MSNBC managed to stay on par with its '00 performance, averaging a prime-time 2.8 million viewers compared to just under 3 million four years ago.

Meanwhile, about 2 million got their election update on Comedy Central from 10 to 11 Tuesday night.

"Election Night 2004: Prelude to a Recount" was the Comedy Central show's second most watched telecast ever, behind only its live telecast of Sept. 30, following the first presidential debate, when 2.4 million tuned in.

Comedy Central was not the only youth-seeking cable network offering election coverage Tuesday night.

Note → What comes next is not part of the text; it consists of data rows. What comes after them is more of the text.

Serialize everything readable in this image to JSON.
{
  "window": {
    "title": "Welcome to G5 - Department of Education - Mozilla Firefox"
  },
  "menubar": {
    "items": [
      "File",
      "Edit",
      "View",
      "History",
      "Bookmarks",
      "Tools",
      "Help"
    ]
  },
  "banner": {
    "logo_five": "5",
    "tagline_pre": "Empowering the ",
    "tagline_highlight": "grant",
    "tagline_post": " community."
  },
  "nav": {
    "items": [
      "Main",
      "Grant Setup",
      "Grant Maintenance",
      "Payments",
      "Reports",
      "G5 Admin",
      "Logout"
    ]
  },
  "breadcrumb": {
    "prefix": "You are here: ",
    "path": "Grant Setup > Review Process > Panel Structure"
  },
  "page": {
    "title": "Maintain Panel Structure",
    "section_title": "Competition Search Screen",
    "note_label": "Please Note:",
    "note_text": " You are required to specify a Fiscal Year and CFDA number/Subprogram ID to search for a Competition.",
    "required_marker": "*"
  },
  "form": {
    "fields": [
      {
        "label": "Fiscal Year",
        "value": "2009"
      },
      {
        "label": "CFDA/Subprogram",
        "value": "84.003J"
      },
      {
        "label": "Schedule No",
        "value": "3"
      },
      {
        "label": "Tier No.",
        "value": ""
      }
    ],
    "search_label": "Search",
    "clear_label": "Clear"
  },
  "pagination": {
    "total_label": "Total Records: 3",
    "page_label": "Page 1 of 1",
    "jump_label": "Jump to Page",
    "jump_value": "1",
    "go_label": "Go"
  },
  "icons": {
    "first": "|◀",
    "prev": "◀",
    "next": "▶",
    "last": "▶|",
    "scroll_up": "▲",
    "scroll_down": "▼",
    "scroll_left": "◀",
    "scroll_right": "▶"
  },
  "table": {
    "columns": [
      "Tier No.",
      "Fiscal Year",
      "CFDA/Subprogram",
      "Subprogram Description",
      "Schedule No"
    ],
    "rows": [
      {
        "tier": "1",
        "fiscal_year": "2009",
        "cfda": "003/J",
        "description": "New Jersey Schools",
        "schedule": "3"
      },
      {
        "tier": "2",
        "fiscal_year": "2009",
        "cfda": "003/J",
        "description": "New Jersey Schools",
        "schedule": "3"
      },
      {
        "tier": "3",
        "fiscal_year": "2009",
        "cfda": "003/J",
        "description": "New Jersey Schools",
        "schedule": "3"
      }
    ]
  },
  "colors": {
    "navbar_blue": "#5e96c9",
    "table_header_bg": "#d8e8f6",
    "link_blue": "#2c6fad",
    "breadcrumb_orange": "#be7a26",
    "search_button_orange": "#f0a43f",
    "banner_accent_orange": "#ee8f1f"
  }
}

From 11 to midnight, MTV ran something called "Choose or Lose: Election Night Wrap Up" (apparently the MTV suits who came up with that name weren't born in 2000). It featured periodic reports on how the election was going, by P. Puff Diddy Daddy, who had launched his much-hyped "Vote or Die!" youth voter registration/clothing line campaign in July.

During the first half-hour of "Wrap Up," when P. Puff Diddy Daddy reported of the election results that "It's as tight as a frog's [heinie] out there, do you hear me! It's coming down to the wire, baby!" an average of 786,000 viewers were glued to the show.

By the second half-hour, when PPDD returned to report that the race continued to be "as tight as a frog's [heinie]," only 564,000 were still watching.

But over the previous four weeks, MTV nailed more than 1 million viewers in that exact same time slot with a mixed bag of programs including the Nick and Jessica show, "Road Rules," "Real World" and "Battle for Ozzfest." No wonder that, according to exit polling, only the same small sliver of the 18-to-24 population chose "Vote" on Tuesday; the rest, presumably, decided to take their chances with "or Die!"

Brit Hume, above, and Fox News Channel drew its biggest prime-time crowd ever Tuesday. An average of 15.2 million watched Tom Brokaw's last presidential election as NBC's anchor.